I put the curry comb down on the tack box and went to sit on the bales with him. “So, where does that leave us?” I took another deep breath, forced myself to heave it out. My lungs felt like I’d been holding my breath for days. “Look, I know you’re doing the best you can. But you think what? That they’ve been abducted by aliens?”

He gave me a look, and there was weariness in it, but also a kind of letting go. “To tell you the truth, I’m not sure what I think.”

“Jolon, I know the stories about this place. And I’m hearing more, whether I want to or not. Although mostly, no one tells much. I’d forgotten what a closemouthed set you Yankees are.”

“You’re one. You grew up here, after all.”

“And I used to ride in the forest, too, don’t forget. There was a strange feeling to it then. You of all people know that. And my family … Look, do you want some coffee? Mrs. Pike won’t be here for a while.”

He checked his watch, nodded. “I ought to be in Savoy soon, but it can wait a little.”

I put Zar back in his stall, to Miss May’s delight, and Jolon followed me to the house. My mom was still asleep upstairs. My father and Caleigh were consulting the Ouija board in the parlor.

I poured coffee for Jolon and myself. I sat across from him, watched him spoon sugar, stir his coffee, all the time listening as if what I was saying was already known to him, was perfectly normal. “You know some of the stories. My family came here to Hawley early on. Were the first settlers, actually.”

“I remember Nan’s tales, yeah.”

“And now I find out there were … disappearances in the fall of 1923. Children in the town. Then in 1924, the whole congregation of Hawley Five Corners, just gone. You know about that, right?”

Jolon nodded slowly. He paused to sip his coffee, then told me, “Most people think the church disappearances didn’t really happen. That it was exaggerated over the years, that everyone just moved out.”

“Not at Pizza Earl’s they don’t.”

“I wouldn’t put too much stock in what Earl and them say. The search for your girls, well, it’s got some people stirred up. They’re afraid that it maybe could lead to … trouble. Stupid, but you know what small towns are like. Mostly people just like to hear themselves talk.”

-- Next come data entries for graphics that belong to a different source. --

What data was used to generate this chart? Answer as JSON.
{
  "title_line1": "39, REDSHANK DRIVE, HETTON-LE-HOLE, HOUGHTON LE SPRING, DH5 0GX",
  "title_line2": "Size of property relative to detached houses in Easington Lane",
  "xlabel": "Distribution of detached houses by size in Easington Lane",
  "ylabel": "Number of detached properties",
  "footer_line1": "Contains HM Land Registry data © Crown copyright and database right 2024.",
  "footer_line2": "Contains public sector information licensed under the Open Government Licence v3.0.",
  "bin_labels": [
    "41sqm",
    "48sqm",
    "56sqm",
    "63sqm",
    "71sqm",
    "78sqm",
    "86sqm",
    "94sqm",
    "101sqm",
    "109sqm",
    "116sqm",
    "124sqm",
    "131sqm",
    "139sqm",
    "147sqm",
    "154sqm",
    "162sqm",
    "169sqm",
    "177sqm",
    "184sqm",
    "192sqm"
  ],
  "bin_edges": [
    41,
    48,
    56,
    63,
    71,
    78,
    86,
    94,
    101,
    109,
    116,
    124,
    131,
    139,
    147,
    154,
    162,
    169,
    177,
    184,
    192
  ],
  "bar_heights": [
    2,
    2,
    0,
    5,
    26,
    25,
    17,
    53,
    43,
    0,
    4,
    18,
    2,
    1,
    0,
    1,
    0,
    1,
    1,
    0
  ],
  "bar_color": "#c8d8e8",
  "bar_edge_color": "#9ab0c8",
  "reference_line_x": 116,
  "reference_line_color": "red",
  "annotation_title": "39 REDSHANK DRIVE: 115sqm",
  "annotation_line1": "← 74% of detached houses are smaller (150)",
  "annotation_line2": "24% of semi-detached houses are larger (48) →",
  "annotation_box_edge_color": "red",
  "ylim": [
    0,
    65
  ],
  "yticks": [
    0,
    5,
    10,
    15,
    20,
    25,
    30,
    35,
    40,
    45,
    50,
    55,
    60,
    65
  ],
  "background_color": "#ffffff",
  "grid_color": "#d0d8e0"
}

“Not about this,” I insisted. “No, everyone has been strangely quiet about the disappearances in the ’20s. I wouldn’t know anything about it, only something Carl Streeter let slip. Then an old guy named Hank told
me about it at Earl’s. He also told me a girl named Hannah Sears disappeared, then came back, months later.”

“Well, he was around then. He’s in his nineties now.”

“But, Jolon, my
Nan’s
name was Hannah Sears.”

“Have you asked her about it?”

“Yes. She says it’s true, all of it. And more. But she wouldn’t have told me, except for …” I wouldn’t say anything about the Book, not if I didn’t have to. “And Hank.” I went on. “It was as if he was telling me something he oughtn’t. Carl Streeter tried to pass it off as just some kind of mass migration, everyone moving west all at once. But I know now that’s just the story told to strangers, like me.”

“Yeah, well.”

I waited for some time while he looked down at his boots. This wasn’t something that came easily to him, skirting the edge of the supernatural. He finally said, “I didn’t know about any of this when we were kids, and I guess you didn’t either. It was just an old story then. Lately, though, folks have been dredging it up again. The real story is that children were kidnapped … and killed, more than likely. The killer was probably around for a few months, was never caught, then moved on. No bodies were ever found. Then maybe everyone in town did just pack it up and move out, they were so traumatized by what happened.”

“Then you don’t believe that the forest is haunted? That it’s a place that can swallow people up, never to be seen again?”

“I won’t say it’s not a strange place. But it’s a touchy subject. It’s still part of the culture here, thinking the forest is haunted. People believe it. So what? People believe a lot of crazy things. The Hawley ghost town is just another story they like to scare themselves with. But at the bottom of it is a real fear. Fear that it could happen again. Almost everyone in town was affected by those murders, then had some relative, some great-grandfather, or great-aunt or -uncle, go off in 1924. It stays in the families. Most people are still a little spooked by it.”